Fine. But the most efficient thing for me to use is a simple list of what headings you want users to see.

ValWood commented 4 years ago

That is in "Suggested website AND track header"? but the notes need to be taken into account to0.

ValWood commented 4 years ago

I don't know. I made the submission template match the order on the documentation page, but I never have known whether there were specific reasons for any of the column ordering.

I thought you did the website doc ordering , but in that case I don't see why we can't switch to match the track labels.

mah11 commented 4 years ago

but the notes need to be taken into account to.

to what? (looks like the sentence wasn't complete)

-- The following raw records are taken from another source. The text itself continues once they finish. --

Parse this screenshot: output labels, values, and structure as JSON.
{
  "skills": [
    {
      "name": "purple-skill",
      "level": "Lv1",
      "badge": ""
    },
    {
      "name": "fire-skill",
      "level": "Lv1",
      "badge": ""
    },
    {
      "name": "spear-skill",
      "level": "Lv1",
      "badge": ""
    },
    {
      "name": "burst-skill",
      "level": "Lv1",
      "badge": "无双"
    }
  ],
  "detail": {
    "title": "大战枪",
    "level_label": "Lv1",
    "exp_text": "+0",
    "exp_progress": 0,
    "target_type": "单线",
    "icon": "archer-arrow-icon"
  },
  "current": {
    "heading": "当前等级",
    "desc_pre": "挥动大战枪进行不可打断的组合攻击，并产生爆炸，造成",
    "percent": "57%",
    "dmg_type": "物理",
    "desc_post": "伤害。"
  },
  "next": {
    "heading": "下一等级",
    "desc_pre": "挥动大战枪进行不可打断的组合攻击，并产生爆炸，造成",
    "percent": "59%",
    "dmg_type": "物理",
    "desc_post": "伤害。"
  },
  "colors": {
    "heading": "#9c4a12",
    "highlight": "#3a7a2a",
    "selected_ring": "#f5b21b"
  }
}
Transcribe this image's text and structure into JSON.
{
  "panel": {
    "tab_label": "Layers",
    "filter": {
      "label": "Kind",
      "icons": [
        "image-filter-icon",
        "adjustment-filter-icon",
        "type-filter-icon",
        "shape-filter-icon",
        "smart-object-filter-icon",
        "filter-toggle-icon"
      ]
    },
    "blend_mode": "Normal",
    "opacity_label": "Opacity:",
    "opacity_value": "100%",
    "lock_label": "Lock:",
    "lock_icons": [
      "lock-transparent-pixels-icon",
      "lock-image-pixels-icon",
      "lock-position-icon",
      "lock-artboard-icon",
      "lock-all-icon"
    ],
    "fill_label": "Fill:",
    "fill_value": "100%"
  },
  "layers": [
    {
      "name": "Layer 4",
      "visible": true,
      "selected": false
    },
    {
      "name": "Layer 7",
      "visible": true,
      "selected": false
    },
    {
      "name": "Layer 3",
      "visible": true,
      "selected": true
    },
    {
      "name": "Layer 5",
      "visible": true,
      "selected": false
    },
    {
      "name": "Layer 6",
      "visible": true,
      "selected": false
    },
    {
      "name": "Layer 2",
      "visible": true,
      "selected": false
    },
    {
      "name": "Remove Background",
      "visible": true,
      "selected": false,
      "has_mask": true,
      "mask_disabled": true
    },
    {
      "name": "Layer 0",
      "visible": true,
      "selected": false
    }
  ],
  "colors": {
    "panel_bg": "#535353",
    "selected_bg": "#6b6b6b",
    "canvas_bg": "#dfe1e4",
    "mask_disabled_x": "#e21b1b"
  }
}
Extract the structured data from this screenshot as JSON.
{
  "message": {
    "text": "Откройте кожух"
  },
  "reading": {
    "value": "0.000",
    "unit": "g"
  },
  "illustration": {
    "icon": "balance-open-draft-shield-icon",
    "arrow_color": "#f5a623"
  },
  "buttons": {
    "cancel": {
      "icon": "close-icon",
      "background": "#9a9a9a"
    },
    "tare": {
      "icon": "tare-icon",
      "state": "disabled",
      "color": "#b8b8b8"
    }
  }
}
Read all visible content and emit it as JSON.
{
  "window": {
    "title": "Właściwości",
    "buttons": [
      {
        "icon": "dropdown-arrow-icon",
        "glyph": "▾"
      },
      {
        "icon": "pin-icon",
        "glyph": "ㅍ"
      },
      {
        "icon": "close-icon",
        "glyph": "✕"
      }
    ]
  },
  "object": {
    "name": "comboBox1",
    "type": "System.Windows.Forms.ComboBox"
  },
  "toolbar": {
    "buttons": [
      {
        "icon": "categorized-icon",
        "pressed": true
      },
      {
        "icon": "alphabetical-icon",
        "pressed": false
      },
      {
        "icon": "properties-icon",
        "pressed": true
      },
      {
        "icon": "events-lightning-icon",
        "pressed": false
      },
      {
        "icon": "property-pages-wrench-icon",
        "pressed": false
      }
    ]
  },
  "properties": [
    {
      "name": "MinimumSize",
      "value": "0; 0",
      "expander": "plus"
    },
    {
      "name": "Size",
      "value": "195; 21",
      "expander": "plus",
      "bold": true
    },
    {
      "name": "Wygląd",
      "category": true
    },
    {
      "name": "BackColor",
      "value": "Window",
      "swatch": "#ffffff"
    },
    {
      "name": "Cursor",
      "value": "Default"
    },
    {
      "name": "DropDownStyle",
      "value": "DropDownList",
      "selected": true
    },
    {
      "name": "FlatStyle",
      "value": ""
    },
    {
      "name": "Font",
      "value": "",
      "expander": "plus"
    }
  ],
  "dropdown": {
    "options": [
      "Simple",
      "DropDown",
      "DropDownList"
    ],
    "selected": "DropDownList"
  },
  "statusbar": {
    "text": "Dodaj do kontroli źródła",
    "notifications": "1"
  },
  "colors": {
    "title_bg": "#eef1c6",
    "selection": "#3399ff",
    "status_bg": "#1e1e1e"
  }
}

mah11 commented 4 years ago

I thought you did the website doc ordering

Antonia did that page.

ValWood commented 4 years ago

You know very well that is a typo.

mah11 commented 4 years ago

I knew nothing of the sort at the time I read the comment.

mah11 commented 4 years ago

mating type (column 7)

I put this because h90 is recorded here so I just used the field for 972 h-

h90 is a mating type. The config file currently has only mating type designations or null.

For the 968/972/975 part, I am tempted to re-think this column and the background (column 4) ... read on.

Experimental background alleles

In light of column 7 above, I wonder if we should revisit what we intend to show using the "background" column.

First, does mating type need to be separated out into its own column? (@kimrutherford @Antonialock) If so, then we should keep it, and only put mating type designations in it.

If not, and we want to include the parental strain designation in that column, should we use a header more like what the PHAFs have, "Parental strain" or "Background strain" (or "strain background")?

Finally, for the backgound alleles, could we use "Background genotype description" as in PHAF? (I think including "experimental" makes it needlessly wordy.)

mah11 commented 4 years ago

columns 16 & 17

Currently mandatory, but some datasets may not have a study ID or database

Again, I copied what Antonia put on the documentation page. I'd have thought these issues would have been resolved already, when that page went up. Hey ho.

Anyway, the config file has "not available" entered in the study ID column for most of the rows that don't have IDs. I wouldn't mind insisting that the column be filled out for every row, even those where we have to use "not available", but I don't have a strong preference. It doesn't matter much for the template because there's nothing technologically enforcing mandatory-ness. It's just a free-text field.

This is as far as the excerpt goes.